Three random generalisations in the end.

(a) The length of a nurse’s skirt is inversely proportional to the alphabetical grade of the movie (A grade: knee length; B grade: mid thigh; C grade: ..well)

(b) A ‘Dil ka Doctor’ shall invariably have long hair, a boyish charm on his face & be surrounded by at least a dozen pretty nurses all the time. He shall be proficient in the art of dancing around trees in the rain, and of course an expert in the science of wooing heroines.

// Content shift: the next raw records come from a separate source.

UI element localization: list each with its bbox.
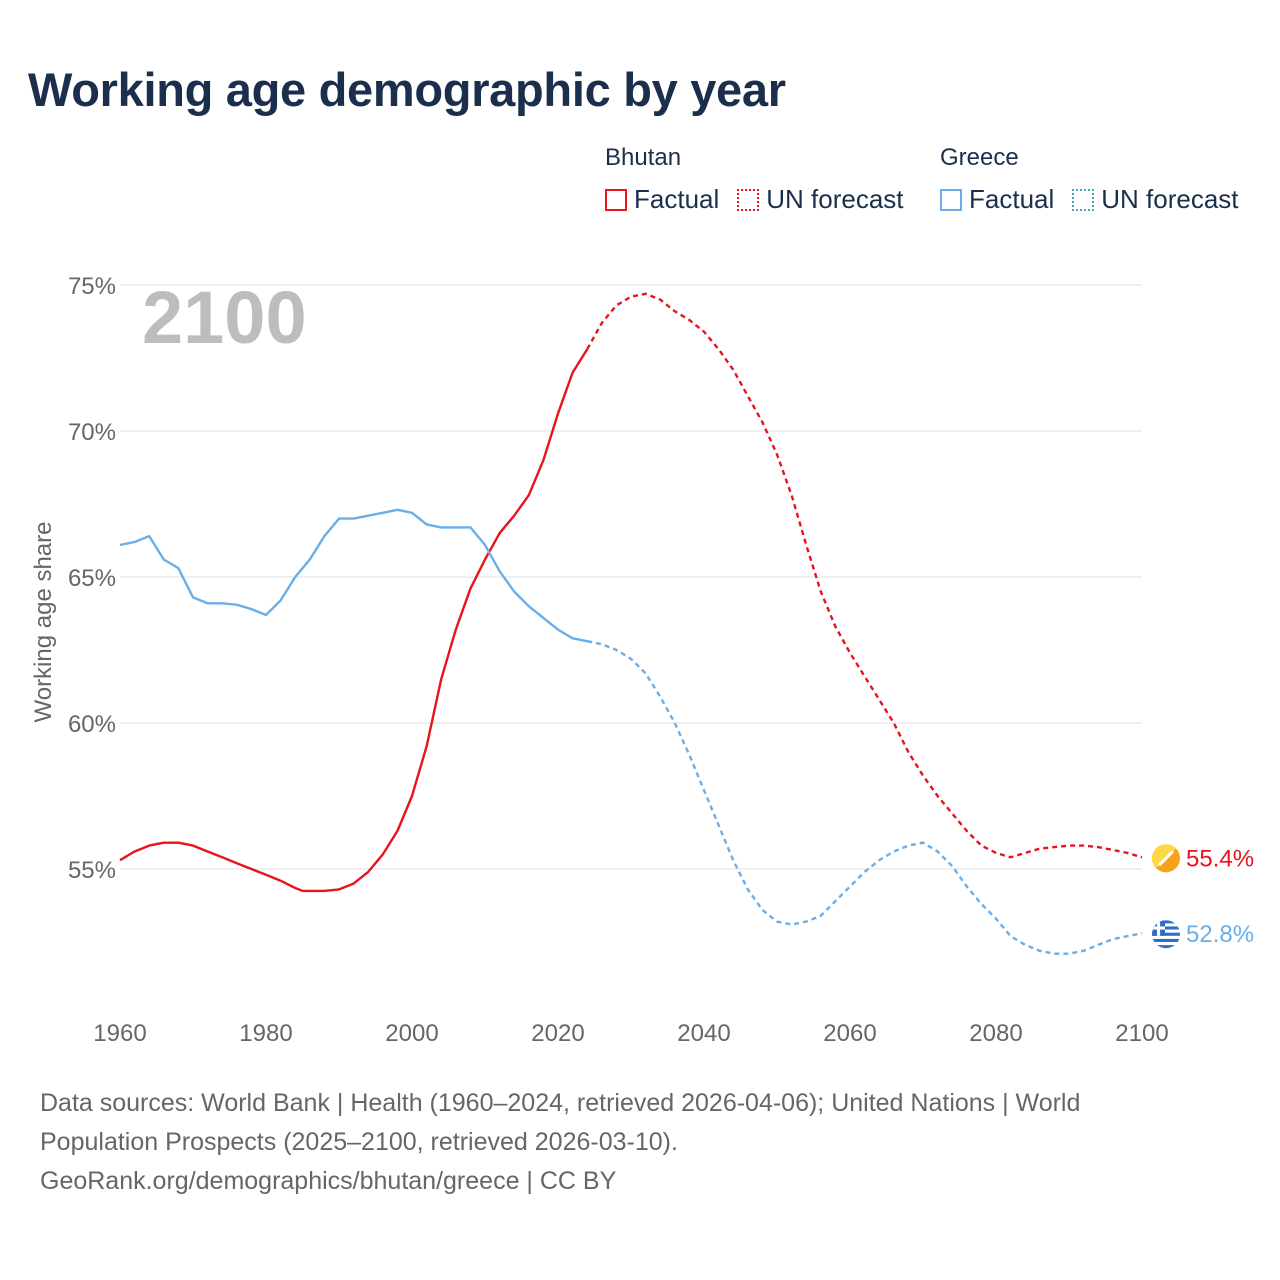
x-tick-label: 2020	[531, 1020, 584, 1047]
data-sources-footer: Data sources: World Bank | Health (1960–…	[40, 1084, 1240, 1201]
end-value-label-greece: 52.8%	[1186, 921, 1254, 948]
x-tick-label: 1980	[239, 1020, 292, 1047]
y-tick-label: 60%	[68, 711, 116, 738]
legend-label: Factual	[634, 184, 720, 214]
y-tick-label: 55%	[68, 857, 116, 884]
legend-item-greece-forecast[interactable]: UN forecast	[1072, 184, 1239, 215]
greece-flag-icon	[1152, 920, 1180, 949]
legend-swatch-dotted	[737, 188, 760, 211]
x-tick-label: 2060	[823, 1020, 876, 1047]
series-line-greece-factual	[119, 508, 588, 643]
line-chart: 55% 60% 65% 70% 75% 1960 1980 2000 2020 2040 2060 2…	[30, 273, 1254, 1047]
x-tick-label: 2040	[677, 1020, 730, 1047]
bhutan-flag-upper	[1151, 844, 1176, 869]
legend-swatch-solid	[940, 188, 962, 211]
legend-item-greece-factual[interactable]: Factual	[940, 184, 1054, 215]
legend-group-bhutan: Bhutan Factual UN forecast	[605, 144, 922, 215]
x-tick-label: 2080	[969, 1020, 1022, 1047]
legend-group-name: Greece	[940, 144, 1019, 171]
legend-label: UN forecast	[1101, 184, 1239, 214]
legend-group-greece: Greece Factual UN forecast	[940, 144, 1257, 215]
legend-item-bhutan-factual[interactable]: Factual	[605, 184, 719, 215]
y-axis-label: Working age share	[30, 522, 57, 723]
legend-swatch-solid	[605, 188, 627, 211]
legend-item-bhutan-forecast[interactable]: UN forecast	[737, 184, 904, 215]
series-line-greece-forecast	[586, 640, 1143, 955]
footer-line[interactable]: GeoRank.org/demographics/bhutan/greece |…	[40, 1167, 617, 1195]
y-tick-label: 65%	[68, 565, 116, 592]
series-line-bhutan-factual	[119, 348, 589, 893]
year-label: 2100	[142, 276, 307, 359]
y-tick-label: 75%	[68, 273, 116, 300]
legend-swatch-dotted	[1072, 188, 1095, 211]
legend-label: UN forecast	[766, 184, 904, 214]
x-tick-label: 2000	[385, 1020, 438, 1047]
x-tick-label: 1960	[93, 1020, 146, 1047]
series-line-bhutan-forecast	[586, 292, 1143, 859]
end-value-label-bhutan: 55.4%	[1186, 845, 1254, 872]
legend-label: Factual	[969, 184, 1055, 214]
x-tick-label: 2100	[1115, 1020, 1168, 1047]
footer-line: Population Prospects (2025–2100, retriev…	[40, 1128, 678, 1156]
y-tick-label: 70%	[68, 419, 116, 446]
chart-title: Working age demographic by year	[28, 63, 786, 116]
footer-line: Data sources: World Bank | Health (1960–…	[40, 1089, 1081, 1117]
bhutan-flag-dragon	[1158, 850, 1174, 866]
legend-group-name: Bhutan	[605, 144, 682, 171]
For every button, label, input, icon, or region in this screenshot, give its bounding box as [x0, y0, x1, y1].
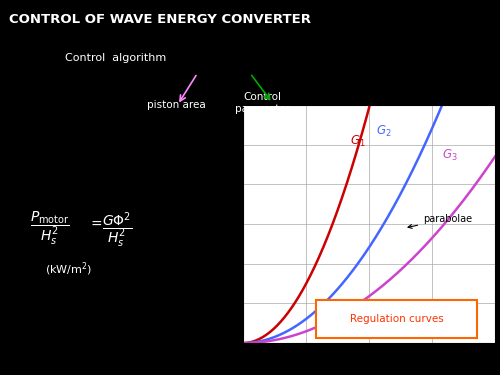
X-axis label: $\dfrac{\Phi}{H_s}$ (kN/m): $\dfrac{\Phi}{H_s}$ (kN/m): [340, 368, 397, 375]
Text: $=$: $=$: [88, 216, 102, 229]
Text: CONTROL OF WAVE ENERGY CONVERTER: CONTROL OF WAVE ENERGY CONVERTER: [10, 13, 312, 26]
Text: parabolae: parabolae: [408, 214, 472, 228]
FancyBboxPatch shape: [316, 300, 478, 338]
Text: Regulation curves: Regulation curves: [350, 314, 444, 324]
Text: piston area: piston area: [147, 100, 206, 109]
Text: $G_3$: $G_3$: [442, 148, 458, 163]
Text: $q(t) = S_c^2 G\, \Delta p$: $q(t) = S_c^2 G\, \Delta p$: [192, 47, 280, 67]
Text: $(\mathrm{kW/m}^2)$: $(\mathrm{kW/m}^2)$: [45, 261, 92, 278]
Text: $\dfrac{G\Phi^2}{H_s^2}$: $\dfrac{G\Phi^2}{H_s^2}$: [102, 210, 133, 249]
Text: Control
parameter: Control parameter: [234, 92, 290, 114]
Text: $\Phi = S_c \Delta p = $ piston  force: $\Phi = S_c \Delta p = $ piston force: [46, 125, 184, 139]
Text: $G_1$: $G_1$: [350, 134, 366, 149]
Text: $G_2$: $G_2$: [376, 124, 392, 139]
Text: $P_{\mathrm{motor}} = q\,\Delta p = G\Phi^2$: $P_{\mathrm{motor}} = q\,\Delta p = G\Ph…: [65, 155, 170, 173]
Text: $\dfrac{P_{\mathrm{motor}}}{H_s^2}$: $\dfrac{P_{\mathrm{motor}}}{H_s^2}$: [30, 210, 70, 248]
Text: Control  algorithm: Control algorithm: [65, 53, 166, 63]
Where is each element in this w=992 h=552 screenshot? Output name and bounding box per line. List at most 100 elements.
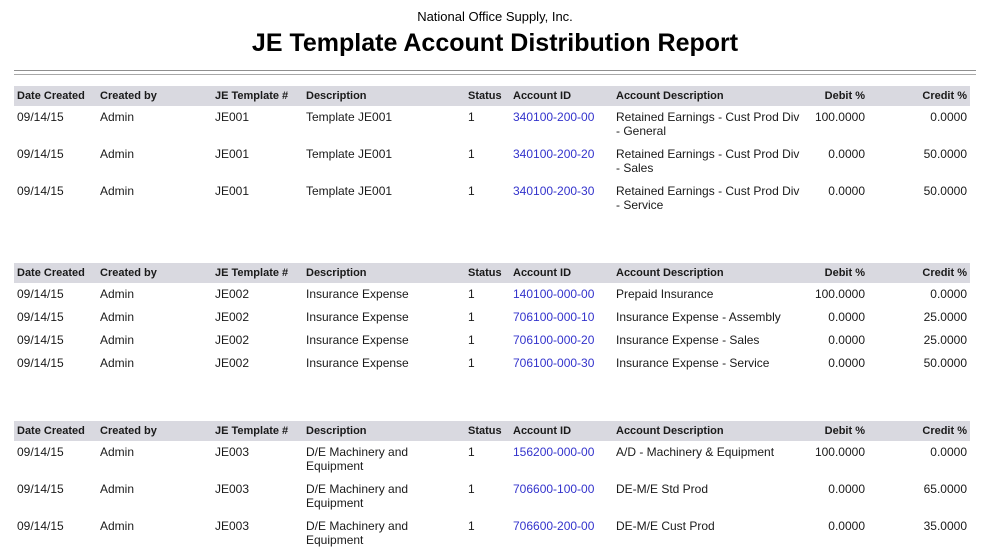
- cell-credit-pct: 25.0000: [923, 310, 967, 324]
- col-header-account-id: Account ID: [510, 421, 613, 441]
- cell-account-id: 156200-000-00: [510, 441, 613, 478]
- table-row: 09/14/15 Admin JE002 Insurance Expense 1…: [14, 352, 970, 375]
- cell-date-created: 09/14/15: [17, 482, 64, 496]
- cell-date-created: 09/14/15: [17, 310, 64, 324]
- cell-je-template: JE002: [215, 310, 250, 324]
- cell-debit-pct: 0.0000: [828, 333, 865, 347]
- cell-status: 1: [468, 310, 475, 324]
- table-row: 09/14/15 Admin JE002 Insurance Expense 1…: [14, 306, 970, 329]
- cell-account-id: 140100-000-00: [510, 283, 613, 306]
- cell-account-description: Retained Earnings - Cust Prod Div - Gene…: [616, 110, 800, 138]
- cell-description: Insurance Expense: [306, 333, 409, 347]
- col-header-date-created: Date Created: [14, 86, 97, 106]
- cell-account-id: 706600-100-00: [510, 478, 613, 515]
- col-header-credit-pct: Credit %: [868, 263, 970, 283]
- cell-created-by: Admin: [100, 147, 135, 161]
- cell-description: Template JE001: [306, 147, 393, 161]
- col-header-je-template: JE Template #: [212, 263, 303, 283]
- cell-date-created: 09/14/15: [17, 110, 64, 124]
- col-header-description: Description: [303, 86, 465, 106]
- table-header-row: Date Created Created by JE Template # De…: [14, 86, 970, 106]
- col-header-debit-pct: Debit %: [803, 263, 868, 283]
- cell-je-template: JE003: [215, 519, 250, 533]
- cell-credit-pct: 50.0000: [923, 147, 967, 161]
- je-template-section-1: Date Created Created by JE Template # De…: [14, 86, 970, 217]
- cell-created-by: Admin: [100, 310, 135, 324]
- cell-created-by: Admin: [100, 110, 135, 124]
- cell-account-id: 340100-200-30: [510, 180, 613, 217]
- col-header-created-by: Created by: [97, 263, 212, 283]
- cell-status: 1: [468, 287, 475, 301]
- cell-date-created: 09/14/15: [17, 519, 64, 533]
- cell-account-description: DE-M/E Cust Prod: [616, 519, 715, 533]
- cell-date-created: 09/14/15: [17, 333, 64, 347]
- cell-je-template: JE002: [215, 287, 250, 301]
- col-header-date-created: Date Created: [14, 421, 97, 441]
- cell-date-created: 09/14/15: [17, 445, 64, 459]
- account-id-link[interactable]: 706100-000-20: [513, 333, 595, 347]
- table-row: 09/14/15 Admin JE003 D/E Machinery and E…: [14, 515, 970, 552]
- cell-debit-pct: 100.0000: [814, 110, 865, 124]
- cell-status: 1: [468, 356, 475, 370]
- account-id-link[interactable]: 706100-000-10: [513, 310, 595, 324]
- cell-status: 1: [468, 147, 475, 161]
- col-header-date-created: Date Created: [14, 263, 97, 283]
- cell-account-description: Retained Earnings - Cust Prod Div - Serv…: [616, 184, 800, 212]
- cell-status: 1: [468, 482, 475, 496]
- cell-description: D/E Machinery and Equipment: [306, 445, 409, 473]
- cell-description: D/E Machinery and Equipment: [306, 482, 409, 510]
- col-header-description: Description: [303, 421, 465, 441]
- cell-credit-pct: 50.0000: [923, 356, 967, 370]
- table-header-row: Date Created Created by JE Template # De…: [14, 421, 970, 441]
- col-header-account-id: Account ID: [510, 86, 613, 106]
- cell-credit-pct: 35.0000: [923, 519, 967, 533]
- cell-je-template: JE001: [215, 147, 250, 161]
- account-id-link[interactable]: 340100-200-30: [513, 184, 595, 198]
- cell-account-description: Insurance Expense - Sales: [616, 333, 760, 347]
- col-header-credit-pct: Credit %: [868, 86, 970, 106]
- cell-created-by: Admin: [100, 287, 135, 301]
- cell-created-by: Admin: [100, 356, 135, 370]
- table-row: 09/14/15 Admin JE001 Template JE001 1 34…: [14, 106, 970, 143]
- cell-description: Insurance Expense: [306, 310, 409, 324]
- cell-date-created: 09/14/15: [17, 356, 64, 370]
- account-id-link[interactable]: 706600-200-00: [513, 519, 595, 533]
- cell-je-template: JE002: [215, 356, 250, 370]
- cell-account-description: A/D - Machinery & Equipment: [616, 445, 775, 459]
- cell-account-description: Insurance Expense - Assembly: [616, 310, 781, 324]
- col-header-je-template: JE Template #: [212, 421, 303, 441]
- account-id-link[interactable]: 140100-000-00: [513, 287, 595, 301]
- cell-account-description: Retained Earnings - Cust Prod Div - Sale…: [616, 147, 800, 175]
- col-header-status: Status: [465, 263, 510, 283]
- cell-debit-pct: 0.0000: [828, 356, 865, 370]
- cell-created-by: Admin: [100, 184, 135, 198]
- col-header-created-by: Created by: [97, 421, 212, 441]
- account-id-link[interactable]: 706600-100-00: [513, 482, 595, 496]
- cell-je-template: JE001: [215, 110, 250, 124]
- cell-credit-pct: 0.0000: [930, 110, 967, 124]
- je-template-section-3: Date Created Created by JE Template # De…: [14, 421, 970, 552]
- je-template-section-2: Date Created Created by JE Template # De…: [14, 263, 970, 375]
- cell-account-id: 340100-200-00: [510, 106, 613, 143]
- cell-created-by: Admin: [100, 482, 135, 496]
- cell-account-id: 340100-200-20: [510, 143, 613, 180]
- table-row: 09/14/15 Admin JE003 D/E Machinery and E…: [14, 441, 970, 478]
- cell-account-description: DE-M/E Std Prod: [616, 482, 709, 496]
- cell-date-created: 09/14/15: [17, 287, 64, 301]
- account-id-link[interactable]: 340100-200-00: [513, 110, 595, 124]
- cell-account-id: 706100-000-20: [510, 329, 613, 352]
- table-row: 09/14/15 Admin JE001 Template JE001 1 34…: [14, 143, 970, 180]
- cell-je-template: JE003: [215, 445, 250, 459]
- account-id-link[interactable]: 340100-200-20: [513, 147, 595, 161]
- cell-je-template: JE001: [215, 184, 250, 198]
- account-id-link[interactable]: 156200-000-00: [513, 445, 595, 459]
- account-id-link[interactable]: 706100-000-30: [513, 356, 595, 370]
- col-header-description: Description: [303, 263, 465, 283]
- cell-debit-pct: 0.0000: [828, 519, 865, 533]
- title-divider: [14, 70, 976, 75]
- cell-debit-pct: 0.0000: [828, 482, 865, 496]
- cell-status: 1: [468, 110, 475, 124]
- cell-je-template: JE002: [215, 333, 250, 347]
- cell-account-description: Prepaid Insurance: [616, 287, 714, 301]
- cell-debit-pct: 0.0000: [828, 310, 865, 324]
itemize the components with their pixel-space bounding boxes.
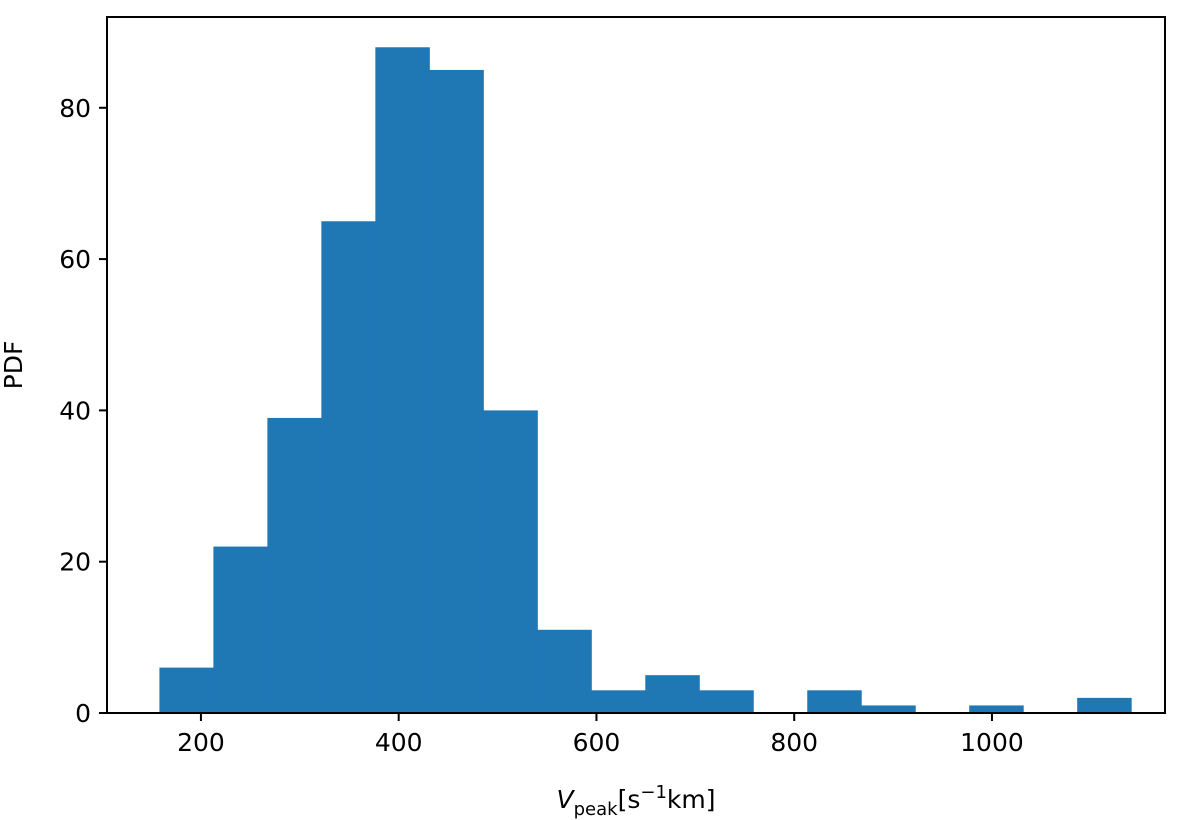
histogram-bar [321,221,376,713]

(c) In a Hindi movie operation theatre, the assistant always passes on the correct tools in the correct sequence to the surgeon, with robot like precision, and without the latter uttering a single word.  Real life OTs are messy and anarchic in comparison, with the surgeon mouthing the choicest of expletives all the time in perpetual dissatisfaction of the assistant’s perceived lack of commonsense. Only if all OTs were like those in the Hindi movies!

Well…that was a short, and admittedly insufficient, exposition on the medical profession as depicted in Hindi movies. Looking forward to your inputs in the comments section, which I hope shall add all the missing flavours for sure.